For spatial biology to matter clinically, Price argued, it must show how individual spatial context — not just population‑level averages — changes outcomes such as response, resistance, or recurrence.

Approaching an Inflection Point

Despite the challenges, the panel struck a cautiously optimistic tone. Spatial multiomics is still early, but there was broad agreement that the field may be approaching a familiar inflection point — where usability, scale, and integration suddenly converge.

As Coskun observed: “We’ve seen this pattern before. When platforms mature, everything downstream — cost, standardization, and adoption — starts to move much faster.”

From Visual Maps to Medicines That People Trust

The discussion concluded with a shared recognition that spatial multiomics will not succeed by trying to do everything at once. Its impact will come from selective focus: pairing the right spatial strategy with the right biological question, grounding discovery in clinical reality, and resisting the assumption that more data automatically means more value.

As the moderator Nir Ben Chetrit, assistant professor at Cornell University, summarized well: “The challenge isn’t whether spatial biology works, it’s whether we can turn that complexity into decisions people trust.” Chetrit has over 20 years of research experience and his work focuses on harnessing the power of innate immunity against cancer.

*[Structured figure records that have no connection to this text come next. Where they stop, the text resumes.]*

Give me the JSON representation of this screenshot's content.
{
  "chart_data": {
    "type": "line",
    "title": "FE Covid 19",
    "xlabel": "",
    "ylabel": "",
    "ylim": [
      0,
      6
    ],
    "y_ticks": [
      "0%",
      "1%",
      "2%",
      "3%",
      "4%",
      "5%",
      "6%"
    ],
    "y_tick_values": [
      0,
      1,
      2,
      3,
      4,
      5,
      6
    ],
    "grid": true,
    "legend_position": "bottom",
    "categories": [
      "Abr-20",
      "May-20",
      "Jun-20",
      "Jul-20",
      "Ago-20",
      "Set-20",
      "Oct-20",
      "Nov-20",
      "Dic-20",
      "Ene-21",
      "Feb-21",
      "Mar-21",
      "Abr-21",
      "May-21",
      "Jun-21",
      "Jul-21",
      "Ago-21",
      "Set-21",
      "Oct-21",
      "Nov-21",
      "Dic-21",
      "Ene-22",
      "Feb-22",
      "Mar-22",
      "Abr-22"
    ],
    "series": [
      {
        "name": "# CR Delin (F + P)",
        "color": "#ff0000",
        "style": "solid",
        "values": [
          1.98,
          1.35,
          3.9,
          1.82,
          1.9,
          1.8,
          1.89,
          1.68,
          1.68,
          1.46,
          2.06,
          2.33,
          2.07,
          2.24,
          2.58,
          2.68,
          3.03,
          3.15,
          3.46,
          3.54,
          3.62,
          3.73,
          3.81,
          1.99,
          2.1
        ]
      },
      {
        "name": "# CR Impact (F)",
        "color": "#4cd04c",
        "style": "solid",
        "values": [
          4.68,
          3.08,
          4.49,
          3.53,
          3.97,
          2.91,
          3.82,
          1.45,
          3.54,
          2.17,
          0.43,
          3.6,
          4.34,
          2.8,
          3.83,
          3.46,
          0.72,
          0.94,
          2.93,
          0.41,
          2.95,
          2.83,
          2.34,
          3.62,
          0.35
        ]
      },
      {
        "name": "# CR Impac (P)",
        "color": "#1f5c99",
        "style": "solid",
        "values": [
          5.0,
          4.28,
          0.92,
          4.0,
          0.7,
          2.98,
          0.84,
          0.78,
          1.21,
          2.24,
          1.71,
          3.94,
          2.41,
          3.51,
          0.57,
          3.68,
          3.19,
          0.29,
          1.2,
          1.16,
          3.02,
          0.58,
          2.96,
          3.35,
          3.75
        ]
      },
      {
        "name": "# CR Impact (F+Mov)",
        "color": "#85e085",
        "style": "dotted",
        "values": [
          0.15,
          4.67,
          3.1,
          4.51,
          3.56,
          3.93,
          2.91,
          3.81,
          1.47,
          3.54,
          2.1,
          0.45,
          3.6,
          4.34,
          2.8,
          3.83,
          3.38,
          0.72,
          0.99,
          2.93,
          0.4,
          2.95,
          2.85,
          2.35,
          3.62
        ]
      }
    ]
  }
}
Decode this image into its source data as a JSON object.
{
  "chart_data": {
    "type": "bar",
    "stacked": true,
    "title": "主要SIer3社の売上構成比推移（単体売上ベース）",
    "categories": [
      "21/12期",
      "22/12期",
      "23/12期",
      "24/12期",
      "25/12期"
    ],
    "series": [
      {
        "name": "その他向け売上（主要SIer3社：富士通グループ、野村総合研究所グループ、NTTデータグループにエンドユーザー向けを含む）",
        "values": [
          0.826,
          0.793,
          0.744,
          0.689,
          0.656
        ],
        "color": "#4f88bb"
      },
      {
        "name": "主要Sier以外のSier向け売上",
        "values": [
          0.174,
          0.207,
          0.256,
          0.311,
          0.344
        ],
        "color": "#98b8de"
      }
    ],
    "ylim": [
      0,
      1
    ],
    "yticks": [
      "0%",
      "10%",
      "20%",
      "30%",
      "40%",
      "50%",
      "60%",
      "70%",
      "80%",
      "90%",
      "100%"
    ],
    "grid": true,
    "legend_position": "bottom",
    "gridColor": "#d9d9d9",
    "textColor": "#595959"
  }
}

If cost curves continue to fall, tissue pipelines improve, and spatial insights are translated into decision‑ready features, spatial multiomics may soon move from an exploratory luxury to a practical pillar of drug discovery and development.

In an industry that has repeatedly made the impossible possible, the question may no longer be if spatial biology breaks through — but how ready we are when it does.